Validation & Empowerment – If you have doubts, feel unheard or question your experiences, counselling can help you feel seen, understood and supported.
Resources
There are a number of initiatives by relatives of those who have been murdered by their partner to protect others and publicise domestic abuse. These include an initiative called ‘Raneem’s law’ to embed domestic abuse specialists in 999 control rooms, stronger protection orders and better individual support that is currently being trialled in 5 counties. ‘Clare’s law’ to allow an individual to request information from the police about a partner’s history of abuse or violence and a number of apps that can be downloaded and offer advice or protection in times of threat or fear. Further information is given in the links below.
https://www.bbc.co.uk/news/articles/cvg1l5v5d52o (Raneem’s law - initiative to embed domestic abuse specialists in 999 call centres and better communication between forces about an individual).
https://www.gov.uk/government/publications/domestic-abuse-bill-2020-factsheets/domestic-violence-disclosure-scheme-factsheet#:~:text=The Domestic Violence Disclosure Scheme,previous abusive or violent offending. Clare’s law – providing a right to ask and a right to know about a partner’s previous abusive or violent offending.
https://hollieguard.com/#support – an app that can track your location and can alert emergency contacts.
References
Office for National Statistics: Domestic abuse in England and Wales overview: November 2024
https://www.ons.gov.uk/peoplepopulationandcommunity/crimeandjustice/bulletins/domesticabuseinenglandandwalesoverview/november2024 (Accessed 31 March 2025)

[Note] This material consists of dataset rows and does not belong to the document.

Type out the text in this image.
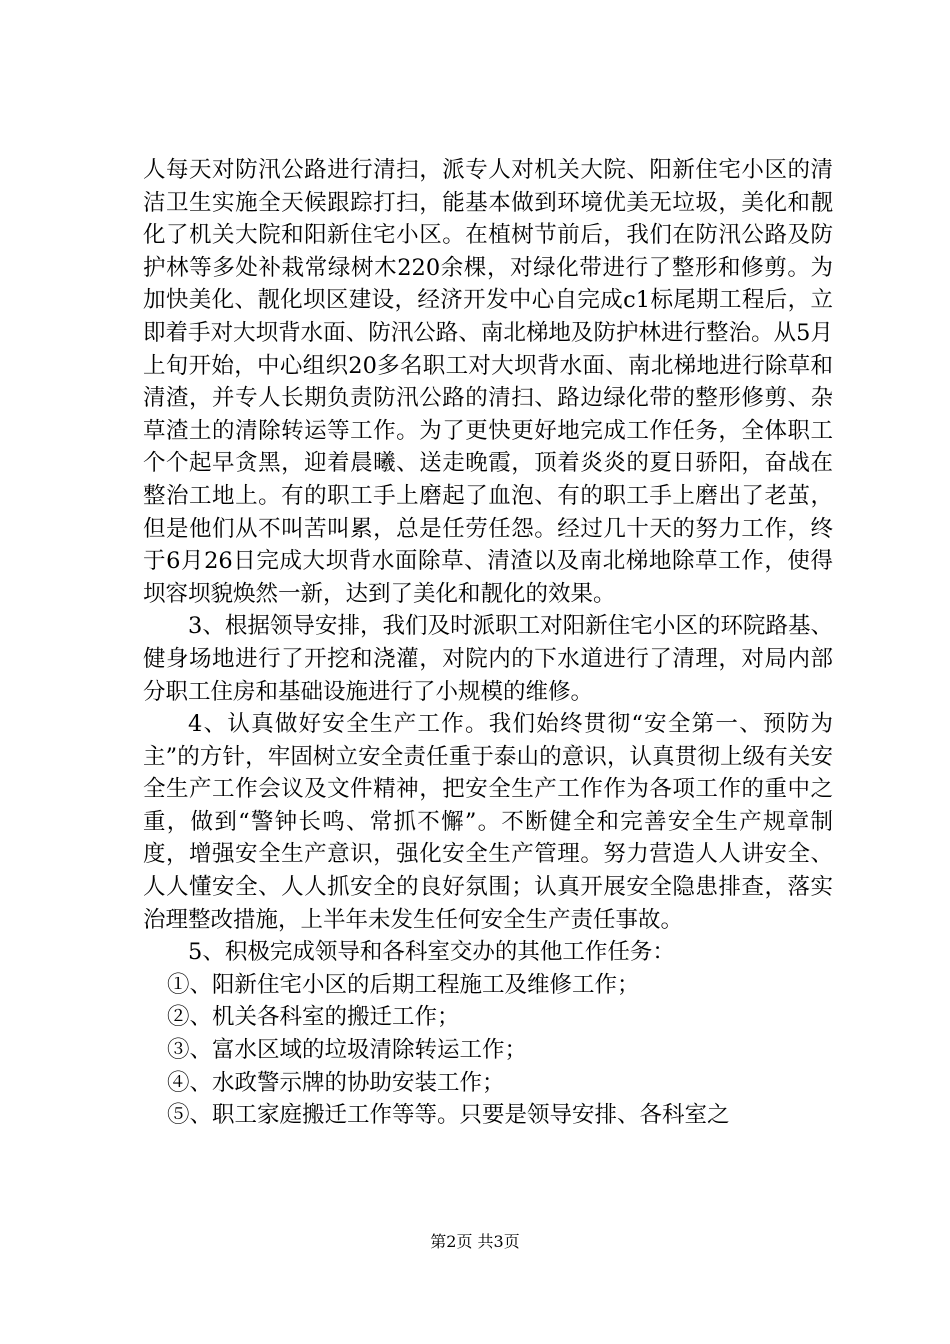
人每天对防汛公路进行清扫，派专人对机关大院、阳新住宅小区的清洁卫生实施全天候跟踪打扫，能基本做到环境优美无垃圾，美化和靓化了机关大院和阳新住宅小区。在植树节前后，我们在防汛公路及防护林等多处补栽常绿树木220余棵，对绿化带进行了整形和修剪。为加快美化、靓化坝区建设，经济开发中心自完成c1标尾期工程后，立即着手对大坝背水面、防汛公路、南北梯地及防护林进行整治。从5月上旬开始，中心组织20多名职工对大坝背水面、南北梯地进行除草和清渣，并专人长期负责防汛公路的清扫、路边绿化带的整形修剪、杂草渣土的清除转运等工作。为了更快更好地完成工作任务，全体职工个个起早贪黑，迎着晨曦、送走晚霞，顶着炎炎的夏日骄阳，奋战在整治工地上。有的职工手上磨起了血泡、有的职工手上磨出了老茧，但是他们从不叫苦叫累，总是任劳任怨。经过几十天的努力工作，终于6月26日完成大坝背水面除草、清渣以及南北梯地除草工作，使得坝容坝貌焕然一新，达到了美化和靓化的效果。

3、根据领导安排，我们及时派职工对阳新住宅小区的环院路基、健身场地进行了开挖和浇灌，对院内的下水道进行了清理，对局内部分职工住房和基础设施进行了小规模的维修。

4、认真做好安全生产工作。我们始终贯彻“安全第一、预防为主”的方针，牢固树立安全责任重于泰山的意识，认真贯彻上级有关安全生产工作会议及文件精神，把安全生产工作作为各项工作的重中之重，做到“警钟长鸣、常抓不懈”。不断健全和完善安全生产规章制度，增强安全生产意识，强化安全生产管理。努力营造人人讲安全、人人懂安全、人人抓安全的良好氛围；认真开展安全隐患排查，落实治理整改措施，上半年未发生任何安全生产责任事故。

5、积极完成领导和各科室交办的其他工作任务：

①、阳新住宅小区的后期工程施工及维修工作；

②、机关各科室的搬迁工作；

③、富水区域的垃圾清除转运工作；

④、水政警示牌的协助安装工作；

⑤、职工家庭搬迁工作等等。只要是领导安排、各科室之

第2页 共3页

Monckton-Smith, J. (2019). The Homicide Timeline. https://efjca.eu/doc/Presentation-Jane-Monckton-Smithe-Homicide-Timeline.pdf (Accessed 31 March 2025).
If you are in a place of fear or threat consider contacting the appropriate authorities tasked to ensure you are protected, these could be the police, your local authority, a domestic abuse charity or a trusted friend or family member. If you are unable to talk when calling 999, you can tap 55 on your keypad and this will alert the call handler to the seriousness of your situation.